12/20/2013

Pragmáticos y claudicantes



 Tomás Mojarro

El Perro, mis valedores. Así  se nombra el relato de un L. Turrent que hoy cobra requemante actualidad como elocuente metáfora de eso horroroso que se trama a estas horas en el pantanoso terreno de la politiquería, las traiciones y componendas, las claudicaciones y los turbios manejos del patrimonio nacional. Júzguenlo ustedes.

Soplaban los ventarrones de la Revolución. El militar villista era rudo,  áspero, insensible. Su contraparte, al contrario, un ser insignificante despreciado, infeliz. Era “El Perro”, como le apodaban, mote elocuente.

            Y ocurrió  que al depreciado aquel le achacaron un crimen que no había cometido, y muy a la usanza “revolucionaria” ya lo iban a fusilar, y en un muro del camposanto le formaron el cuadro: “¡Preparen armas! ¡Apunten!”

            ¿Fusilar al pusilánime? Cómo, si no podían mantenerlo de pie. Un desmayo de ánimo, un desmayo de piernas, y aquel terror que acalambra y acogota al débil de espíritu y temple de jericalla. Un cobardón “El Perro”. El oficial de mando:

- ¡Párese, hijo de la tiznada! ¡Muera como los hombres!
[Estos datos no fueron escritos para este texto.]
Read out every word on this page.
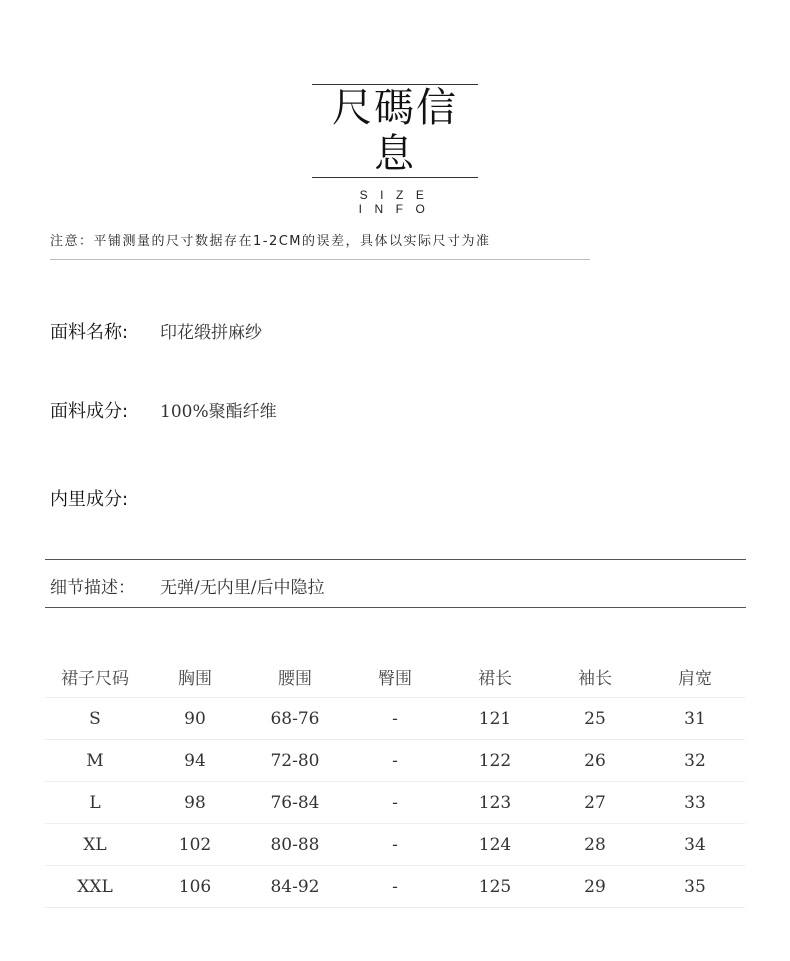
尺碼信息
SIZE INFO
注意：平铺测量的尺寸数据存在1-2CM的误差，具体以实际尺寸为准
面料名称: 印花缎拼麻纱
面料成分: 100%聚酯纤维
内里成分:
细节描述： 无弹/无内里/后中隐拉
裙子尺码	胸围	腰围	臀围	裙长	袖长	肩宽
S	90	68-76	-	121	25	31
M	94	72-80	-	122	26	32
L	98	76-84	-	123	27	33
XL	102	80-88	-	124	28	34
XXL	106	84-92	-	125	29	35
            Pero nada. Una vez más el terror, el desmayo, las convulsiones. Y lo que es el azar: el coronel que relata el suceso se enteró del incidente, acudió con los de turno y sin saber por qué rescató la vida del pusilánime.
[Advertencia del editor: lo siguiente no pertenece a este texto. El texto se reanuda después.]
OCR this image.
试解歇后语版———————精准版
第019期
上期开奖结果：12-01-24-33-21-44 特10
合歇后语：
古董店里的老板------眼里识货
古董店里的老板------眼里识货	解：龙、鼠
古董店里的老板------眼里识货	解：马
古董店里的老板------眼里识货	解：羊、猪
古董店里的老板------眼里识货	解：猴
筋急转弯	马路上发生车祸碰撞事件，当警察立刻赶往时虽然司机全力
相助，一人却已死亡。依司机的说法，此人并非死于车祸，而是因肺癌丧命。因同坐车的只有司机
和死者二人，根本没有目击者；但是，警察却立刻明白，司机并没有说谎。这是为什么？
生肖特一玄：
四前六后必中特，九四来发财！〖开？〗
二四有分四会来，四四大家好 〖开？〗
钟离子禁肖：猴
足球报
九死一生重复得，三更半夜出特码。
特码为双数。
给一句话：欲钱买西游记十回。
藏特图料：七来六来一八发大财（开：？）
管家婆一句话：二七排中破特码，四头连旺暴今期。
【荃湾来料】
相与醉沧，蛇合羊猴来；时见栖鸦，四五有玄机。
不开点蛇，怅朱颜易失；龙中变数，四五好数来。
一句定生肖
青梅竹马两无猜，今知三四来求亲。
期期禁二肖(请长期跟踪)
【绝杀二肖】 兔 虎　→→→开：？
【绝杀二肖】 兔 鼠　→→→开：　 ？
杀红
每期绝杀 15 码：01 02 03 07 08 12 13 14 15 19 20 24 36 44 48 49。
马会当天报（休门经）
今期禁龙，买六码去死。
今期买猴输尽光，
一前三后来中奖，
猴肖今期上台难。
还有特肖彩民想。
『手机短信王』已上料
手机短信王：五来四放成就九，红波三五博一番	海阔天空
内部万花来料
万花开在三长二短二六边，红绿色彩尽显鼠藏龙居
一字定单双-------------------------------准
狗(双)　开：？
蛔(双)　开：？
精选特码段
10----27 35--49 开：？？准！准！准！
            No lo hubiera hecho: de ahí en adelante la sumisión absoluta del recién resucitado por el militar que, entre el desprecio y la lástima, le salvara la vida. El apocado se arrimó a la casa de su salvador y se dio a servirlo en todo y con todo, hasta granjearse el apodo de “El Perro”.
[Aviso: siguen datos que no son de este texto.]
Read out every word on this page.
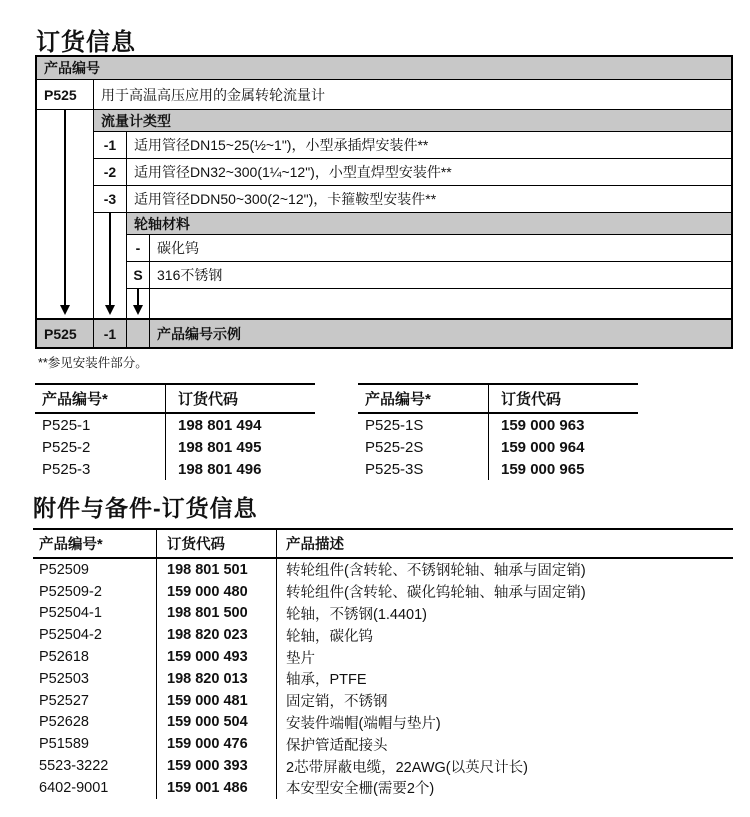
订货信息
产品编号
P525	用于高温高压应用的金属转轮流量计
流量计类型
-1	适用管径DN15~25(½~1")，小型承插焊安装件**
-2	适用管径DN32~300(1¼~12")，小型直焊型安装件**
-3	适用管径DDN50~300(2~12")，卡箍鞍型安装件**
轮轴材料
-	碳化钨
S	316不锈钢
P525	-1	产品编号示例
**参见安装件部分。
产品编号*	订货代码
P525-1	198 801 494
P525-2	198 801 495
P525-3	198 801 496
产品编号*	订货代码
P525-1S	159 000 963
P525-2S	159 000 964
P525-3S	159 000 965
附件与备件-订货信息
产品编号*	订货代码	产品描述
P52509	198 801 501	转轮组件(含转轮、不锈钢轮轴、轴承与固定销)
P52509-2	159 000 480	转轮组件(含转轮、碳化钨轮轴、轴承与固定销)
P52504-1	198 801 500	轮轴，不锈钢(1.4401)
P52504-2	198 820 023	轮轴，碳化钨
P52618	159 000 493	垫片
P52503	198 820 013	轴承，PTFE
P52527	159 000 481	固定销，不锈钢
P52628	159 000 504	安装件端帽(端帽与垫片)
P51589	159 000 476	保护管适配接头
5523-3222	159 000 393	2芯带屏蔽电缆，22AWG(以英尺计长)
6402-9001	159 001 486	本安型安全栅(需要2个)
            "Ahí lo tenía siempre, sus ojos humildes, fieles, puestos en mí. Me daban ganas de correrlo, de echarlo, tal como se hace con un perro de verdad, para que no siguiera cuidándome el sueño, pero él me seguía como mi sombra. Es repugnante que un hombre descienda a esos abismos de servilismo". (Tomar nota.)

            De repente,  a deshoras de la noche:

            - ¡Ahí vienen los carrancistas! ¡No podremos resistir!

            Y la huída. Villistas y simpatizantes, por salvar la cuera (lo único con que pudieron huir), abandonaron el caserío tratando de ganar la sierra mientras los perseguían los primeros balazos. “No tuve tiempo de ensillar mi caballo. Iba a pie trepando cuestas, bordeando desfiladeros”. La luz del amanecer suponía nuevos peligros con los plomos silbándoles por los lomos.

            “De repente, el galope aquel. Nos parapetamos”.

            Y ahí, ante el asombro de todos, en el caballo del coronel va apareciendo “El Perro”.“Las balas silbaban entre los árboles, pero iba yo sobre mi caballo. Detrás de mí, en ancas, mi sombra, aquel “Perro” que había cruzado las líneas enemigas entre los disparos de los carrancistas. Como montaba muy mal, se sujetaba en mis hombros con manos temblorosas. Muerto de miedo, como en el cementerio, cuando lo iban a fusilar. Corría mi caballo. Huíamos del peligro. Nada atendía sino esa fuga". (¿Van tomando nota?)

            Por fin. Ya estaban en la zona villista. El coronel detuvo su cabalgadura. “Sólo entonces miré, con asombro, aquellas manos lívidas, crispadas sobre mis hombros. Horriblemente crispadas”.

            Y que al intentar volverse hacia el servicial éste resbaló y dio contra el suelo. Una bala destinada al coronel había sido absorbida por los lomos de “El Perro”. El militar lo llevó a sepultar al camposanto. “Pero la última visión que conservo de él: junto a un depósito de basura vi un perro muerto, de vientre inflado y patas encogidas, con unos ojos turbios tercamente fijos en la basura”.